Carney urges Lebanon be included in Israel ceasefire as Ottawa readies mass evacuation

Prime Minister Mark Carney pressed Washington and its partners to ensure a fragile Israel ceasefire formally covers Lebanon, as Ottawa readied a contingency plan to move as many as 75,000 Canadian citizens out of the conflict zone. The ten-day truce, brokered by the Trump administration, took effect at 17:00 EST on April 16, but Canadian officials warned the agreement left Lebanese territory dangerously ambiguous.
For Canada, the stakes are unusually personal. Between 45,000 and 75,000 Canadians are estimated to be in the region, one of the largest diaspora exposures Ottawa has faced since the 2006 Lebanon evacuation. Global Affairs Canada has issued an urgent advisory telling citizens to leave while commercial flights still operate.
Carney breaks with Washington's framing
Speaking to reporters in Ottawa, Carney was unusually direct in distancing Canada from the initial terms of the ceasefire. He called Israel's military operation in Lebanon an "illegal invasion" and said the agreement as drafted did not reflect what Ottawa and allies had negotiated.
"The ceasefire needs to include Lebanon, that certainly had been the understanding and that needs to be the reality on the ground."

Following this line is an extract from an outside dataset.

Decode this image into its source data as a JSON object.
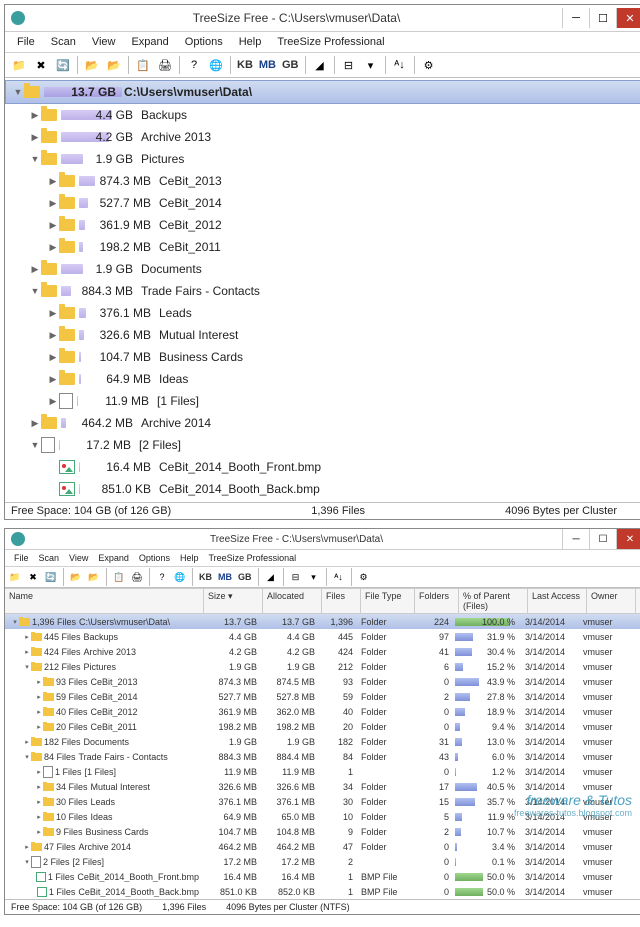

Carney added that the operation represented "a violation of [Lebanon's] territorial sovereignty," a pointed departure from the more cautious language used by several NATO partners. Foreign Affairs Minister Anita Anand struck a softer tone in a statement from Global Affairs Canada, welcoming the truce as "an important step towards de-escalation."
Evacuation logistics already in motion
Canadian Armed Forces personnel have been positioned in Cyprus to coordinate a potential airlift and sealift with allied forces. Canada and Australia have jointly chartered a cruise ship to move evacuees out of Beirut if the ceasefire collapses, according to Global News.
- Joint Canada-Australia cruise ship chartered for rapid sealift from Beirut
- CAF coordination cell operating out of Cyprus
- Commercial flights still running, but seats tightening daily
- Consular officers deployed to border crossings into Syria
Ottawa learned hard lessons from 2006, when the evacuation of roughly 15,000 Canadians from Lebanon stretched federal logistics to the breaking point. This time the potential caseload is three to five times larger, and the federal government is leaning heavily on allied shipping and regional airports to build redundancy into the plan.
A sharper independent line
Carney's willingness to publicly criticize Israeli military conduct marks a continuation of the more assertive posture he has signalled since taking office. His government has pushed back on US trade measures, recalibrated relations with India, and is now prepared to challenge Washington's framing of a live Middle East ceasefire.
Analysts in Ottawa say the tone is deliberate. Canada is trying to preserve its credibility with Arab partners and Gulf capitals while avoiding a full rupture with the United States, its largest trading partner and security ally.
What's next
The ten-day window gives negotiators a narrow runway to convert the pause into something durable. Canadian officials say that if the ceasefire is extended and formally expanded to include Lebanese territory, the mass evacuation contingency will be scaled back. If it collapses, the Cyprus staging operation moves from planning to execution within 24 hours.
Anand is expected to meet with counterparts from France and the United Kingdom this week to coordinate next steps and press for guarantees on humanitarian access to southern Lebanon.